A group of lucky rafters takes a break on the banks of the Colorado River.

We’re not the only ones taking advantage of the natural and gastronomic wonders of Phantom Ranch and of all the interesting folks we met down there, two stand out.

The first is a white-bearded, big-bellied, crinkly-eyed smiler who calls himself Meadow Ed (Google him) who easily holds court with his stories from a lifetime lived on the trail—from the Grand Canyon to the Pacific Crest Trail where he is, no exaggeration, a legend. Like we said, Google him.

The second stand out is a guy we only exchange about 10 words with.
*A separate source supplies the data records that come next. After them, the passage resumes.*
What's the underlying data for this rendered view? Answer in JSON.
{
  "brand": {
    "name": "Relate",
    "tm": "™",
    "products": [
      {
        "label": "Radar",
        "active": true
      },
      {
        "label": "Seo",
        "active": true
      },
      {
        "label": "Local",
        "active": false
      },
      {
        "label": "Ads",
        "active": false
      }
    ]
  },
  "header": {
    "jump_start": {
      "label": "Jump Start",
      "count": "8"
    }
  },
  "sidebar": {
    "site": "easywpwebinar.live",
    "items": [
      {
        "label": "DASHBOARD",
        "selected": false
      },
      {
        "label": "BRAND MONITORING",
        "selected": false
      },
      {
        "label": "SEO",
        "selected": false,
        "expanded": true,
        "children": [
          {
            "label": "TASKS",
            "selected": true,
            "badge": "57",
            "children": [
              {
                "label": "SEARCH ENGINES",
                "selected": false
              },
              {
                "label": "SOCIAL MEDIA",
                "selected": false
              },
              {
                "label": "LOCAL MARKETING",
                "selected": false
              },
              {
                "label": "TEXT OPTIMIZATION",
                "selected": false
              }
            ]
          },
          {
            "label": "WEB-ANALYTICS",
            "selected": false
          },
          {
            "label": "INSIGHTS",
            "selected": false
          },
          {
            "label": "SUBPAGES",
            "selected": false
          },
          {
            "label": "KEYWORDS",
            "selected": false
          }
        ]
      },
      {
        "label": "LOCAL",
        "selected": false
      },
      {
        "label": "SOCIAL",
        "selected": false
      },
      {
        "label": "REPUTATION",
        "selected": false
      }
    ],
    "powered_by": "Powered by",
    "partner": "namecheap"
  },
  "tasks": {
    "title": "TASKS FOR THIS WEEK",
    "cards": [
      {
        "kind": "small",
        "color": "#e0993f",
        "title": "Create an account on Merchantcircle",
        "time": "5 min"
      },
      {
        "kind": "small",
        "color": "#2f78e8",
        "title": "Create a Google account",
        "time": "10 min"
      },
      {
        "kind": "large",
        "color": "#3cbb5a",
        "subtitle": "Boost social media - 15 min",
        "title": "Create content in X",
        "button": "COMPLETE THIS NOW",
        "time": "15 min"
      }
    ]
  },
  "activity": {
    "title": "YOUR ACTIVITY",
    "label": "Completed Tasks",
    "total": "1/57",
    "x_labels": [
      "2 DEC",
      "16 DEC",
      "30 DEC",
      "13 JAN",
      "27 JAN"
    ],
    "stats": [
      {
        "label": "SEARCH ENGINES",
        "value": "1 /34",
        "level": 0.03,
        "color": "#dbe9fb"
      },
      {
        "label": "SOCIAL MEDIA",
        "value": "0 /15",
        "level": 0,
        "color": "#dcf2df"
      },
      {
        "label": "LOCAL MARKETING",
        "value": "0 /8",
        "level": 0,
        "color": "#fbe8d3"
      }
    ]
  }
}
The first time we saw him he was running (yes, running) past us on the trail up to the North Rim side as we were beginning to re-pack our Mountainsmith packs for our own return hike up.

Pack mules bring supplies and people down from the South Rim to Canyon Ranch.
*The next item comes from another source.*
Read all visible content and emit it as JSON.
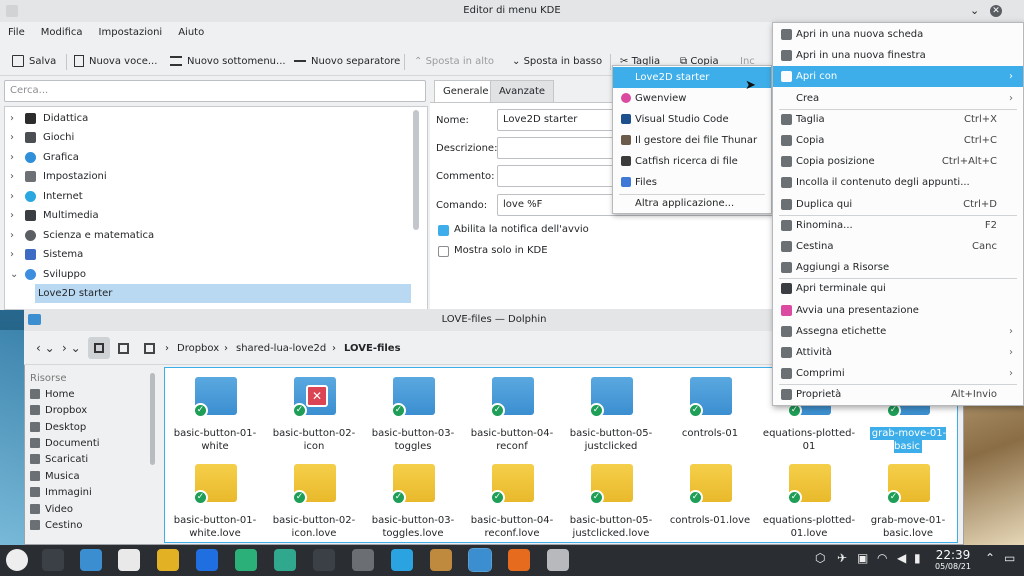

Later that day, as we approached the half-way mark on the North Kaibob Trail, the same runner passed is again, this time on his way back down to Phantom Ranch before continuing back up to the South Rim from whence he came. Still running, this guy had enough breath to inform us that he was on track to make the entire 42 mile (67 km) trip from the South Rim to the North Rim and back again, descending and climbing more than 11,300 long hard feet (3,444 meters), in EIGHT HOURS. That’s like running up and down a 1,150 story building spread out over 42 miles. Incredible.

We spent the next few hours on the trail simply trying to wrap our heads around what that guy was doing. At the same time, we were also getting sucked into the addictive nature of the Grand Canyon. Incredibly, we finished our own trip into the canyon and back without even getting sore (possibly due to residual fitness left over from our recent Half Dome hike). This makes us consider upping the ante ourselves with a hike from the North Rim to the South Rim in one day the next time we’re lucky enough to visit Grand Canyon National Park.

Karen relaxes on the banks of the Colorado River at the the bottom of the Grand Canyon.